Adams then quickly appointed Clay as Secretary of State. Outraged and feeling cheated out of the White House, Jackson and his supporters called the deal a “Corrupt Bargain” designed to cheat the will of the people. “There was cheating and corruption,” stormed the Jacksonians, “and bribery, too.” 

With these accusations hanging over his head, President Adams faced problems from the start. Aware of the fact that “two-thirds of the whole people” didn't want him to be president, he promised in his Inaugural Address to make up for his lack of support with “a heart devoted to the welfare of our country.” 

But his four years in office weren’t easy ones. Although his background and experience could have made him a great president, he lacked the charisma needed to create a base of loyal supporters and he went into the election of 1828 fearing the worst. Challenged again by Jackson, the campaign was a bitter rematch with personal attacks in the press reaching a level of cruelty and incivility rarely equalled (until the Age of Trump) in American politics. 

In campaign propaganda, Democrats depicted Adams as a bombastic, out-of-touch, aristocrat who reigned over the nation like a king and recklessly spent the people’s taxes on the trappings of royalty. “We disapprove,” decried the Democratic press, “the kingly pomp and splendor that is displayed by the present incumbent.”  

Worse was the assertion that the high point of Adams’s diplomatic career was having procured “young American virgins for the Russian czar.” The Democratic Party press also accused Adams of being “The Pimp of the Coalition” and of having had “premarital sex with his foreign-born wife.” 

Like the Democrats, the National-Republicans waged scandalous attacks in the press. Lurid articles and editorials accused Jackson of being a violent, ill-mannered, “backwoods killer of Indians.” But the accusation that Jackson was living in sin with his wife, Rachel Donelson Jackson, who was accused of being a bigamist, were the most hurtful. 

“In the summer of 1790,” charged the Cincinnati Gazette, “Gen. Jackson prevailed upon the wife of Lewis [Robards] of Mercer County, Kentucky, to desert her husband, and live with himself, in the character of a wife.” The accusations devastated Rachel, and, just days after election, she died suddenly of an apparent heart attack, brought on, according to Jackson and his supporters, “by the lies and slander generated during the campaign.” 

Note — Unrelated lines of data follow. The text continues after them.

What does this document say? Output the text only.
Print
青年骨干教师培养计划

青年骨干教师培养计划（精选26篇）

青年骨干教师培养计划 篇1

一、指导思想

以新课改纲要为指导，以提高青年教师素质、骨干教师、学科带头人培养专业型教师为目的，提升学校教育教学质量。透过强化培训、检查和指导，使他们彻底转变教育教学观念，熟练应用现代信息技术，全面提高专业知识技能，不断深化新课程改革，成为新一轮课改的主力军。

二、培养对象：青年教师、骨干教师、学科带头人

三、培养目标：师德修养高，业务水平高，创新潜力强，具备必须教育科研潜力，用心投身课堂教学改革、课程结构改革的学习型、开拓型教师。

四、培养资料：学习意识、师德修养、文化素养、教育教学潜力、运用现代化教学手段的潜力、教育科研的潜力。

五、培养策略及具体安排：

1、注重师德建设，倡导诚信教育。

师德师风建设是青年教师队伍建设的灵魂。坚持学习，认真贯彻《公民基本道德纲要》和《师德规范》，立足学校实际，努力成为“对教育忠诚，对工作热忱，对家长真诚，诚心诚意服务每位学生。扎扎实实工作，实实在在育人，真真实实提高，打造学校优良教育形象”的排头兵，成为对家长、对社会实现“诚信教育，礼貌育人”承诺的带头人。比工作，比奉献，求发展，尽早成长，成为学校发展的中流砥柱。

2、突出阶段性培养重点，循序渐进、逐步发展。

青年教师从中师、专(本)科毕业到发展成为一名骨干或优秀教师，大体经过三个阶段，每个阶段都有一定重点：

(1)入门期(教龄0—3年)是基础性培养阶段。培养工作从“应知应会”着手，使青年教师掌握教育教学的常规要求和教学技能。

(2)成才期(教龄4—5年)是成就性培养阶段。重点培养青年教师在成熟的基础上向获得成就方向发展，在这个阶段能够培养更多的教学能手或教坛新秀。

Jackson’s reputation as an uneducated "backwoods murderer” was also exploited by the National-Republicans, with the indiscretions attributed to him involving gunfights, duels, stabbings, gambling, slave-trading, and other acts that demonstrated his unfitness for the highest office in the land.

Despite these distorted stories of impropriety, Jackson won in a popular and electoral landslide, and when he was inaugurated on March 4, 1829, twenty thousand of his loyal supporters, who believed that they had been cheated out of the White House four years earlier, descended upon Washington, eager to celebrate the long-delayed victory of their champion.

Flash forward two centuries and Donald Trump’s reckless and monarchical conduct in office resembles that of a bombastic, out-of-touch, aristocrat far more so than the Jacksonian "populist" leader that he so brazenly and misleadingly promised his hard-working, blue-collar supporters that he would be, a broken campaign promise that could lead to the downfall of his disgraced presidency in 2020 — or earlier should the steady drumbeat of Russian collusion and bipartisan calls for impeachment continue to incrementally if sinisterly increase.